Ok.  I have a different take on how this should be handled:

  • What I think everyone has lost sight of, is this happened 20 years ago.  There is no business to close out.  This asset has been a personal asset for 20 years.
  • What you need is the cost of the property in question; original purchase price in 2001.
  • Multiply that by the 14.29% noted in another reply.  This is the depreciation that should have been taken.
    • You indicate that no depreciation was taken, however, the tax rules provide that the basis is adjusted by depreciation allowed or allowable.  So bottom line, you need to reduce the cost of the equipment by the depreciation allowed.

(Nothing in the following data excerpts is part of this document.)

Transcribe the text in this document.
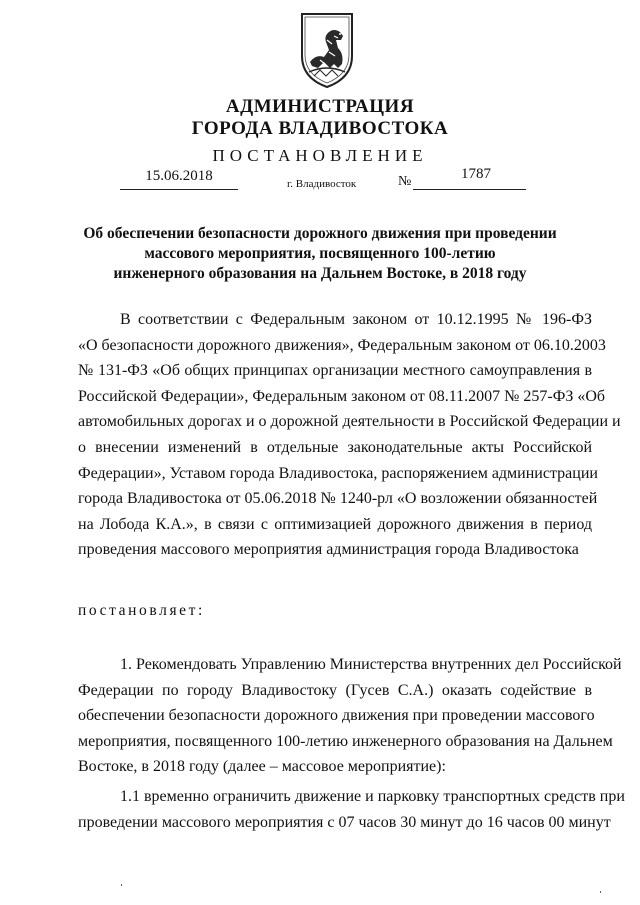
АДМИНИСТРАЦИЯ
ГОРОДА ВЛАДИВОСТОКА
ПОСТАНОВЛЕНИЕ
15.06.2018	г. Владивосток	№	1787
Об обеспечении безопасности дорожного движения при проведении
массового мероприятия, посвященного 100-летию
инженерного образования на Дальнем Востоке, в 2018 году
В соответствии с Федеральным законом от 10.12.1995 № 196-ФЗ
«О безопасности дорожного движения», Федеральным законом от 06.10.2003
№ 131-ФЗ «Об общих принципах организации местного самоуправления в
Российской Федерации», Федеральным законом от 08.11.2007 № 257-ФЗ «Об
автомобильных дорогах и о дорожной деятельности в Российской Федерации и
о внесении изменений в отдельные законодательные акты Российской
Федерации», Уставом города Владивостока, распоряжением администрации
города Владивостока от 05.06.2018 № 1240-рл «О возложении обязанностей
на Лобода К.А.», в связи с оптимизацией дорожного движения в период
проведения массового мероприятия администрация города Владивостока
постановляет:
1. Рекомендовать Управлению Министерства внутренних дел Российской
Федерации по городу Владивостоку (Гусев С.А.) оказать содействие в
обеспечении безопасности дорожного движения при проведении массового
мероприятия, посвященного 100-летию инженерного образования на Дальнем
Востоке, в 2018 году (далее – массовое мероприятие):
1.1 временно ограничить движение и парковку транспортных средств при
проведении массового мероприятия с 07 часов 30 минут до 16 часов 00 минут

    • You indicate the business went under "less than a year later".  Not sure of exact timing based on this statement.  Does this mean you purchased the equipment and then closed the business in the same year?  This could make a difference in handling this matter.  If property, such as this asset, is placed in service and "sold" within the same year, no depreciation is taken.  So if you closed out your business in 2001, then no depreciation will be allowed.
  • Next, adjust your original cost basis based on the discussion above.
  • Now determine your gain or loss; sales price minus adjusted basis.
  • Since the asset has been a personal asset for 20 years, if you have a gain, report this on form 8949 which will then flow to Schedule D.
    • There is potential for depreciation recapture as noted by @ColeenD3 , but we don't have sufficient information and I presume it is highly unlikely you have a gain.
  • If you have a loss, no deduction since this is a personal asset and no depreciation recapture.
*A reminder that posts in a forum such as this do not constitute tax advice.
Also keep in mind the date of replies, as tax law changes.